A ação foi movida pelo Ministério Público do Estado de Minas Gerais, que levou em conta o dano coletivo ao consumidor pela suspensão do fornecimento dos serviços de turismo, em especial da linha Promo, desde 18 de agosto.
Na ocasião, a 123 milhas afirmou que não emitiria as passagens com embarque previsto entre setembro e dezembro de 2023 e que devolveria os valores pagos por meio de vouchers, acrescidos de correção monetária de 150% do CDI, acima da inflação e dos juros de mercado, para compra de passagens, hotéis e pacotes na própria empresa.
No entanto, a companhia entrou com pedido de recuperação judicial no último dia 29, sendo atendida dois dias depois, com uma liminar concedida pela 1ª Vara Empresarial de Belo Horizonte. A partir do momento em que entrou com o pedido, a 123milhas suspendeu os vouchers. A empresa também deixou de entregar todos os produtos vendidos até então, mesmo os que não eram da linha Promo.
O juiz Eduardo Henrique de Oliveira Ramiro apontou a “necessidade de não obstaculizar a integral reparação dos danos causados, resguardando-se de pronto algum numerário para o ressarcimento futuro dos milhares de consumidores lesados, devendo preponderar o interesse coletivo, em detrimento da separação entre a pessoa jurídica e seus sócios”.
R$ 50 milhões representam 1% do faturamento da 123milhas
O juiz apontou que os R$ 50 milhões representam cerca de 1% do faturamento anual da companhia, da ordem de R$ 5 bilhões.
Conforme reportagem da Folha de S.Paulo, na sentença em que concedeu a recuperação judicial à 123milhas, a juíza Cláudia Helena Batista, da 1ª Vara Empresarial de Belo Horizonte, advertiu a plataforma de turismo que os direitos dos consumidores -os maiores credores da empresa- deveriam ser respeitados. A magistrada alertou que os donos da companhia podem pagar do próprio bolso eventuais danos causados aos clientes.

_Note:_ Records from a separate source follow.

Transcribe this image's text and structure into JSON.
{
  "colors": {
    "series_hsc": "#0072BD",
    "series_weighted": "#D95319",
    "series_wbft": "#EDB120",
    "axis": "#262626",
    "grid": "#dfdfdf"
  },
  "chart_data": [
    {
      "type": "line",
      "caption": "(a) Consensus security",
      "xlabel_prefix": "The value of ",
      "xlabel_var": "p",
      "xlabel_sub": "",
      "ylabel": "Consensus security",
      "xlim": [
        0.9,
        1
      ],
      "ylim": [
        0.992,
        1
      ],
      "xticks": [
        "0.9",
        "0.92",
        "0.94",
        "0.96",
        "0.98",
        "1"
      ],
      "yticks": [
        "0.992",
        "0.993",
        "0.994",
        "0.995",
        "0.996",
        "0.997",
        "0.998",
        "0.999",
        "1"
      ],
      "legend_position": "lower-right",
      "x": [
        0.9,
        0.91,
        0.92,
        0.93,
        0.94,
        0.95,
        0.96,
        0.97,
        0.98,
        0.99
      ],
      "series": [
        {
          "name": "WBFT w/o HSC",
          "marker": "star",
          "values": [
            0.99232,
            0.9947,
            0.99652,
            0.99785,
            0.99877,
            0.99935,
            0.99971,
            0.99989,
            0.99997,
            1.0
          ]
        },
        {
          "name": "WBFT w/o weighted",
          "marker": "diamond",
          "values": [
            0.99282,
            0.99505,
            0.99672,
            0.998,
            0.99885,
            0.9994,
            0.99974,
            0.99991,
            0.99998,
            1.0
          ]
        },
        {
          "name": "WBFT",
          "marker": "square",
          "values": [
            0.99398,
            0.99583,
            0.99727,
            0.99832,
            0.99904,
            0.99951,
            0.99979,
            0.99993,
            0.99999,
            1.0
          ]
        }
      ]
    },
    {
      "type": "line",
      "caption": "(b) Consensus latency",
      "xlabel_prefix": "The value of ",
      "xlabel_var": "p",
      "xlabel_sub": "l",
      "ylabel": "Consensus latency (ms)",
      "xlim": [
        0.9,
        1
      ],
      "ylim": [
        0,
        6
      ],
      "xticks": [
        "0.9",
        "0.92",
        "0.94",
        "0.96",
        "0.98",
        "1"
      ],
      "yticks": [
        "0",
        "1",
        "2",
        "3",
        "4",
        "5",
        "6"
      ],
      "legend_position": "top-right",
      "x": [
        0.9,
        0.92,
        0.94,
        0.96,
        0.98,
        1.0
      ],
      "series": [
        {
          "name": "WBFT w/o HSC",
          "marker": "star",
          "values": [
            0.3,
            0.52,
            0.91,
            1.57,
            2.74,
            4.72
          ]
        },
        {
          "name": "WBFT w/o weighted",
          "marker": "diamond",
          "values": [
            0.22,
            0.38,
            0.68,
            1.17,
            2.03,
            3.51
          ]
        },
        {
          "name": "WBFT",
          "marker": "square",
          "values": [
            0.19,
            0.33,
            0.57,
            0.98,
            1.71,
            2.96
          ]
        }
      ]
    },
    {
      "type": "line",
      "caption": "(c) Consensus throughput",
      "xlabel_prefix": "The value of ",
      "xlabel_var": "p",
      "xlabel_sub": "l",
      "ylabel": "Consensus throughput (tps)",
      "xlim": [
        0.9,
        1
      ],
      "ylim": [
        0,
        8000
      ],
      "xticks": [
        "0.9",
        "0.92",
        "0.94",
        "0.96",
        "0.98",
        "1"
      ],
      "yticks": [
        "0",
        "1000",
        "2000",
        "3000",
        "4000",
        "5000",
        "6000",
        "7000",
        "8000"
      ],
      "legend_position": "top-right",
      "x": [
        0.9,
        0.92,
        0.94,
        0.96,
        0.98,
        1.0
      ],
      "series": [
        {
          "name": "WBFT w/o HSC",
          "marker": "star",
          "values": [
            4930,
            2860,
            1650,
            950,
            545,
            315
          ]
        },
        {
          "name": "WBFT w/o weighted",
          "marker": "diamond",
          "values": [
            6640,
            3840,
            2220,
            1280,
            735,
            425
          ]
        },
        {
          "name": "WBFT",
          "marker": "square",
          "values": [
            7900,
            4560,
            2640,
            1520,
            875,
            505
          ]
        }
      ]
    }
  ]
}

Na opinião do advogado Gabriel de Britto Silva, especializado em direito do consumidor e diretor jurídico do Ibraci (Instituto Brasileiro de Cidadania), a decisão foi acertada, ao aplicar o artigo 28 do parágrafo 5º do Código de Defesa do Consumidor. A legislação diz que poderá ser desconsiderada a pessoa jurídica sempre que sua personalidade for, de alguma forma, obstáculo ao ressarcimento de prejuízos causados aos consumidores.
“O fato de a sociedade estar em recuperação judicial já é suficiente para concluir pela configuração da insuficiência patrimonial, ou seja, o estado recuperacional é hábil para demonstrar a inidoneidade financeira da empresa”, diz Silva.
Segundo ele, ante a impossibilidade de cumprir todos os contratos celebrados pela 123milhas e HotMilhas com os consumidores, assim como a impossibilidade de restituição integral dos valores corrigidos, foi necessário desconsiderar a personalidade jurídica das empresas.
“Desta forma, os consumidores, em suas respectivas ações judiciais, poderão pleitear a instauração desse incidente de desconsideração da personalidade jurídica para terem a garantia de receber os valores devidos, ainda que parcialmente, via atingimento do patrimônio pessoal dos sócios das recuperandas”, afirma.